Penny a kWh
Penny a kWh electricity
Why try to get space based solar power (SBSP) down to a penny a kWh.
http://en.wikipedia.org/wiki/Price_elasticity_of_demand
For points on the curve:
At a dollar a kWh, the demand is near zero, a small number of military camps that would draw a few MW.
At ten cent's a kWh, SBSP could pick up Hawaii's electrical demand of a GW or two except that SBSP power doesn't easily come in small blocks.
For the rest of this analysis see http://www.coal2nuclear.com/energy_overviews.htm (and ignoring the small difference between a Quad and an EJ)
At four cents SBSP gets most of the electrical power of the US, about 400 GW plus the rest of the world for another 1600 GW. (Half average price for power. Distributing electricity costs too.) Building 2000 GW (four hundred 5 GW power sats) takes 4-5 years. Gross income at 4 cents would be would be 2,000 GW x 4 x $80 M/yr/GW or $640 B a year, though some of this would have to be sold for less as off peak power.
In the early years, extra rectennas will allow a premium for switching blocks of peaking power around. Later North American off peak power in excess of base load can be switched to Canada to make hydrogen to upgrade tar sands oil.
As the cost of power declines to a penny a kW, space based power picks up the entire oil and gas markets. The only source that competes is installed hydro.
Synthetic fuels take 2500 GW for the US and 10,000 GW for the rest of the world. (50% conversion efficiency.)
Coal fired plants (particularly mine mouth plants near an existing crude oil pipeline) could be converted from making power to using power to convert coal and water to syngas (an endothermic reaction). The syngas would be converted to synthetic crude oil by the Fischer-Tropsch process and sent to refineries. Municipal waste (supplemented with coal for a better water balance) would also be sources of syngas. This technology is fairly well developed. See http://www.plascoenergygroup.com/. Eventually biomass or even air could be used as a source of carbon for liquid fuels.
Replacing natural gas and making hydrogen takes 3500 GW. (Some gas already displaced from being used to generate electricity)
18,000 GW at 500 GW a year takes 36 years to build.

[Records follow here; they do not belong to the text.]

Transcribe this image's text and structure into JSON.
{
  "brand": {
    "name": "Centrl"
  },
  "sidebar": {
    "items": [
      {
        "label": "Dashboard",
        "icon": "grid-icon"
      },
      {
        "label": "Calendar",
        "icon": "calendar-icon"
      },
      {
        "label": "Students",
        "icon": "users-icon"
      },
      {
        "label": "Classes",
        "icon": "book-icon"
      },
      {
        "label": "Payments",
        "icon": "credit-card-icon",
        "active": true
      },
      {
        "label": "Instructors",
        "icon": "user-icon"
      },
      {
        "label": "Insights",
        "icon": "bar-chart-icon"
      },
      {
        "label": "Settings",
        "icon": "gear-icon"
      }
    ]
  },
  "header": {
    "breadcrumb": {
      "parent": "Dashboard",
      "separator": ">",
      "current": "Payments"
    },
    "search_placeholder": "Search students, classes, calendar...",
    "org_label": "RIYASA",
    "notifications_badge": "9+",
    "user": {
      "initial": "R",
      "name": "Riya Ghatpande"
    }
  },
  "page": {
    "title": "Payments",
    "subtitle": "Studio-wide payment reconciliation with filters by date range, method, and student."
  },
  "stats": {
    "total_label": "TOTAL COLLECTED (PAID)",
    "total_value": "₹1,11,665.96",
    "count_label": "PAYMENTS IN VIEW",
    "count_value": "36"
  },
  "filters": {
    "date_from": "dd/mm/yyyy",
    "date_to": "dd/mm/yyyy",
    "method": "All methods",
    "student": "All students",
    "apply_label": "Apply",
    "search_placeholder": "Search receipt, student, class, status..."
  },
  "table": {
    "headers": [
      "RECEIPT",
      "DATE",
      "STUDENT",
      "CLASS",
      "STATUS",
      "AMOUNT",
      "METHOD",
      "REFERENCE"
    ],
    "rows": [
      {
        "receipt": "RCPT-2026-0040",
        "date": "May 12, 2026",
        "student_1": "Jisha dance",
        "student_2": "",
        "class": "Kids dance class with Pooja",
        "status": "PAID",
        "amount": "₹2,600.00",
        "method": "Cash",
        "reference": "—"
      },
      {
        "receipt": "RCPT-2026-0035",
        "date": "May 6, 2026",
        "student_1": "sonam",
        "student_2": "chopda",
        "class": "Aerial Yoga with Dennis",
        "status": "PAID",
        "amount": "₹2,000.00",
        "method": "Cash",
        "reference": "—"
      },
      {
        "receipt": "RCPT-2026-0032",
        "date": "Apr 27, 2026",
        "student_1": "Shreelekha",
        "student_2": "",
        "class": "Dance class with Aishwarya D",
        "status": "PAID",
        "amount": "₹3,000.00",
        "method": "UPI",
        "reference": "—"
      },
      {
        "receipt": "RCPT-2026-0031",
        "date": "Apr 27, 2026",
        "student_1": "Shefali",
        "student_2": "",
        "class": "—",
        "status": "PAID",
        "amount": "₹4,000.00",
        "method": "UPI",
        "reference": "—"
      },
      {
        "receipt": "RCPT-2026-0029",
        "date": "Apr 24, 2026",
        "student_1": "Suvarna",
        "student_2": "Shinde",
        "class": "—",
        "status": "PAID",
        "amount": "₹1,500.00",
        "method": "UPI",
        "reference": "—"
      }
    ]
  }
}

Gross income would be 18,000 x $80 M/yr/GW, about $1,440 B a year.
It may be desirable to build power sats quicker and supplement oil faster, particularly as the energy demand picks up in China and India. There are massive economic multipliers that flow from inexpensive energy, for example desalinated water in amounts large and cheap enough to use for irrigation largely solves the food production problems.
For 40 years, people have talked about solar power satellites. Based on an entire industry in space, it looks like they could deliver power for a penny a kWh or less. However, the complication of building up the industry and the long lead times are discouraging.

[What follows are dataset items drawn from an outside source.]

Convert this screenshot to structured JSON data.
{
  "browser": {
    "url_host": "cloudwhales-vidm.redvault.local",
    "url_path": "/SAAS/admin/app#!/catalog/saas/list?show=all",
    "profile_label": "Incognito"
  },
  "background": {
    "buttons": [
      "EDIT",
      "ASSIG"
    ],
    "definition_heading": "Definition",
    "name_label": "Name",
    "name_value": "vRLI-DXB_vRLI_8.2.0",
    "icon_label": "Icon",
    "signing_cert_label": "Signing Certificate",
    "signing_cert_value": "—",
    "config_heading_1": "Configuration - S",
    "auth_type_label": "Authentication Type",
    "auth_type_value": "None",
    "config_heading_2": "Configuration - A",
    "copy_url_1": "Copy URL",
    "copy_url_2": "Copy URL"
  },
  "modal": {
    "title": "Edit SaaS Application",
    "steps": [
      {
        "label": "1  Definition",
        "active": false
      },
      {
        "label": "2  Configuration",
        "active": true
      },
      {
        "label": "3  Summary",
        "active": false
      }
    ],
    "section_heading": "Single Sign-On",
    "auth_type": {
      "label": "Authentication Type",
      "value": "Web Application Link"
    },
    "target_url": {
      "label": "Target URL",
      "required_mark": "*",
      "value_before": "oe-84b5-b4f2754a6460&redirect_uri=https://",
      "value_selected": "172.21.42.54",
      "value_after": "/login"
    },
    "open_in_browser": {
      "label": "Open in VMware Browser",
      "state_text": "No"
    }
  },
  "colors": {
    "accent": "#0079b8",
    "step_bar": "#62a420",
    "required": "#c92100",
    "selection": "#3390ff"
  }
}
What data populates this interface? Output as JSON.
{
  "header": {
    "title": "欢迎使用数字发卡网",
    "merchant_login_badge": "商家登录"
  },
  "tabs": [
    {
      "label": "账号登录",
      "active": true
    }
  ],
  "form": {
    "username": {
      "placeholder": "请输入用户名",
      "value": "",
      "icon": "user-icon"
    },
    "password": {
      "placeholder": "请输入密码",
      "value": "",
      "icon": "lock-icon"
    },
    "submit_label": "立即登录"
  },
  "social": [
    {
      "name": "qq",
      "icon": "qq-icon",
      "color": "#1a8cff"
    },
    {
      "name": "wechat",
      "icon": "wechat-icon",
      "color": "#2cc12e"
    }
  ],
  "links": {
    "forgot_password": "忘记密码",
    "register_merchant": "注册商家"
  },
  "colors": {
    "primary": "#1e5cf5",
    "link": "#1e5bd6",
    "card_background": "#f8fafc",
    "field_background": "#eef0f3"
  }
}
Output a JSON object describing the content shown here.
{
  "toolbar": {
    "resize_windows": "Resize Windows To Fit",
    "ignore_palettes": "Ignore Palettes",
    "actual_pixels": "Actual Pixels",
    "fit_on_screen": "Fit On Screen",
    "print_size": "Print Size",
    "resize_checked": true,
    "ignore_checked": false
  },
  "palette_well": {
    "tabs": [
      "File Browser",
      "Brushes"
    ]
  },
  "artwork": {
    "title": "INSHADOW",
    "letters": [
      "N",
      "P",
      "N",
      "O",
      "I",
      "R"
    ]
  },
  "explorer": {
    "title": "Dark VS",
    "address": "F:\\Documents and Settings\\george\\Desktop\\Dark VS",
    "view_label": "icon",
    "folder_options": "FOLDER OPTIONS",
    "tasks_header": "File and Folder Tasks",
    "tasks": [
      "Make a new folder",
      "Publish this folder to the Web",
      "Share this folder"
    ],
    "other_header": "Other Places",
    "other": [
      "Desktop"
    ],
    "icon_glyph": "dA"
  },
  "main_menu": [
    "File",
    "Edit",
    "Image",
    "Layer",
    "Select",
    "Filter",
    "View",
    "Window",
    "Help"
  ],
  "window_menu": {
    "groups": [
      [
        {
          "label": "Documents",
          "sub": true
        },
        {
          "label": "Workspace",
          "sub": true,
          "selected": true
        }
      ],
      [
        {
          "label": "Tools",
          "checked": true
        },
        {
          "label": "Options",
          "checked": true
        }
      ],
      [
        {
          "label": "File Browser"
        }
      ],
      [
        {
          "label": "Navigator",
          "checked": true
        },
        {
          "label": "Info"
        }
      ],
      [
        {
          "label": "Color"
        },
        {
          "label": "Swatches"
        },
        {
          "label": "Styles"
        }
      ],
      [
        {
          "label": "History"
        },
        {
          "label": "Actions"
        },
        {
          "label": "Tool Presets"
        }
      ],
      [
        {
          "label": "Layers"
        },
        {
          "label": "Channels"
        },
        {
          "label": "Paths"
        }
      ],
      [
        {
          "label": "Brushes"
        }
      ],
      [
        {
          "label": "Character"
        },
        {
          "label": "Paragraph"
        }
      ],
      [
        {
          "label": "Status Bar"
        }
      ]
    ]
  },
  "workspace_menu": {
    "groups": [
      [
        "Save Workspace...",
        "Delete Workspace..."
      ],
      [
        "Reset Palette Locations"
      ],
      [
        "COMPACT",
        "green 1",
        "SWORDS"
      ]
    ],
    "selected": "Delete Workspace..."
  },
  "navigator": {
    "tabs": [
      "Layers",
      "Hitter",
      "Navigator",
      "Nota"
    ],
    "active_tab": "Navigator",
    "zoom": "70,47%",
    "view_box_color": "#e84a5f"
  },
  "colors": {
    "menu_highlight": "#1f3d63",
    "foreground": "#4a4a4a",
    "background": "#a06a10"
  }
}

Done via a huge fleet of rockets hauling nearly a million tons a year to geosynchronous orbit, recent studies make a case for 5 cent per kWh, highly dependent on the cost of transportation into space at around $500/kg. The energy in rocket fuel is paid back in 40 days. It's the high cost of aerospace hardware that makes it expensive, not the energy.
A moving cable space elevator gets very close to the minimum energy to lift a kg, 14.6 kWh. The energy payback time is just over a day (30 hours). Alas, we don't have the nanotube cable yet, though progress is being made.

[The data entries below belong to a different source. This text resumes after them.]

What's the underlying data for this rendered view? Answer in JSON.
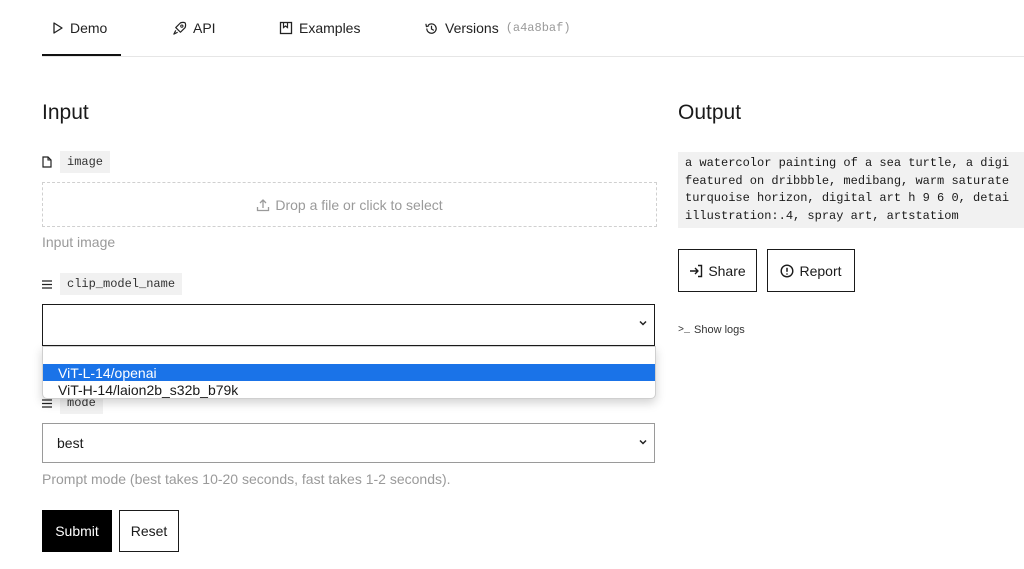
{
  "tabs": [
    {
      "label": "Demo",
      "icon": "play-icon"
    },
    {
      "label": "API",
      "icon": "rocket-icon"
    },
    {
      "label": "Examples",
      "icon": "bookmark-icon"
    },
    {
      "label": "Versions",
      "icon": "history-icon"
    }
  ],
  "version_hash": "(a4a8baf)",
  "input": {
    "title": "Input",
    "image": {
      "name": "image",
      "dropzone_text": "Drop a file or click to select",
      "help": "Input image"
    },
    "clip_model_name": {
      "name": "clip_model_name",
      "value": "",
      "options": [
        "ViT-L-14/openai",
        "ViT-H-14/laion2b_s32b_b79k"
      ],
      "highlighted": "ViT-L-14/openai"
    },
    "mode": {
      "name": "mode",
      "value": "best",
      "help": "Prompt mode (best takes 10-20 seconds, fast takes 1-2 seconds)."
    },
    "submit_label": "Submit",
    "reset_label": "Reset"
  },
  "output": {
    "title": "Output",
    "lines": [
      "a watercolor painting of a sea turtle, a digi",
      "featured on dribbble, medibang, warm saturate",
      "turquoise horizon, digital art h 9 6 0, detai",
      "illustration:.4, spray art, artstatiom"
    ],
    "share_label": "Share",
    "report_label": "Report",
    "show_logs_label": "Show logs"
  },
  "colors": {
    "accent_selected": "#1a73e8",
    "submit_bg": "#000000",
    "chip_bg": "#f1f1f1"
  }
}
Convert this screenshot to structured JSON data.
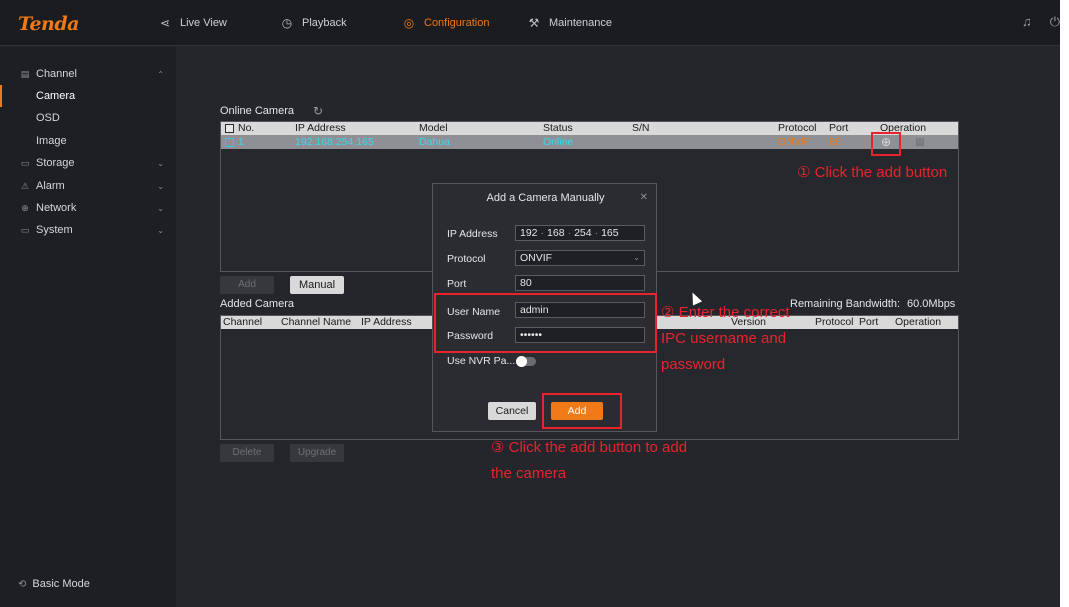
{
  "app": {
    "brand": "Tenda",
    "nav_tabs": [
      {
        "label": "Live View",
        "icon": "live-view-icon"
      },
      {
        "label": "Playback",
        "icon": "playback-icon"
      },
      {
        "label": "Configuration",
        "icon": "configuration-icon",
        "active": true
      },
      {
        "label": "Maintenance",
        "icon": "maintenance-icon"
      }
    ],
    "top_right_icons": [
      "bell-icon",
      "power-icon"
    ],
    "accent_color": "#f07a18"
  },
  "sidebar": {
    "groups": [
      {
        "label": "Channel",
        "icon": "channel-icon",
        "expanded": true,
        "items": [
          "Camera",
          "OSD",
          "Image"
        ]
      },
      {
        "label": "Storage",
        "icon": "storage-icon",
        "expanded": false
      },
      {
        "label": "Alarm",
        "icon": "alarm-icon",
        "expanded": false
      },
      {
        "label": "Network",
        "icon": "network-icon",
        "expanded": false
      },
      {
        "label": "System",
        "icon": "system-icon",
        "expanded": false
      }
    ],
    "active_item": "Camera",
    "basic_mode": "Basic Mode"
  },
  "online_camera": {
    "title": "Online Camera",
    "columns": [
      "No.",
      "IP Address",
      "Model",
      "Status",
      "S/N",
      "Protocol",
      "Port",
      "Operation"
    ],
    "rows": [
      {
        "no": "1",
        "ip": "192.168.254.165",
        "model": "Dahua",
        "status": "Online",
        "sn": "",
        "protocol": "ONVIF",
        "port": "80"
      }
    ],
    "add_button": "Add",
    "manual_button": "Manual"
  },
  "added_camera": {
    "title": "Added Camera",
    "columns": [
      "Channel",
      "Channel Name",
      "IP Address",
      "Version",
      "Protocol",
      "Port",
      "Operation"
    ],
    "remaining_bandwidth_label": "Remaining Bandwidth:",
    "remaining_bandwidth_value": "60.0Mbps",
    "delete_button": "Delete",
    "upgrade_button": "Upgrade"
  },
  "dialog": {
    "title": "Add a Camera Manually",
    "ip_label": "IP Address",
    "ip_octets": [
      "192",
      "168",
      "254",
      "165"
    ],
    "protocol_label": "Protocol",
    "protocol_value": "ONVIF",
    "port_label": "Port",
    "port_value": "80",
    "username_label": "User Name",
    "username_value": "admin",
    "password_label": "Password",
    "password_value": "••••••",
    "use_nvr_label": "Use NVR Pa...",
    "use_nvr_on": false,
    "cancel_button": "Cancel",
    "add_button": "Add"
  },
  "annotations": {
    "step1": "① Click the add button",
    "step2_line1": "② Enter the correct",
    "step2_line2": "IPC username and",
    "step2_line3": "password",
    "step3_line1": "③ Click the add button to add",
    "step3_line2": "the camera",
    "color": "#e8232e"
  }
}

Laser propulsion isn't as well developed as rockets, and does not develop a lot of thrust but it is very efficient on propulsion mass while using a lot of laser power.
If we were willing to build an 8 GW laser (cost estimate $80 billion) we could use it and a low performance "pop up" rocket to 250 miles to push close to a million tons of construction materials out to GEO at a cost well under $100/kg. (The laser takes 15 minutes to accelerate the payload into orbit from a sub orbital trajectory.) The energy pay back is about two weeks.
This allows building power satellites for under $800/kW. The electricity could be sold for a penny a kWh or less and synthetic gasoline from the electricity sold for about a dollar a gallon.
On a crash program, we could be adding upwards of 500 GW of new power per year, in as little as seven years. That would be more than enough to compensate for the fall off in oil.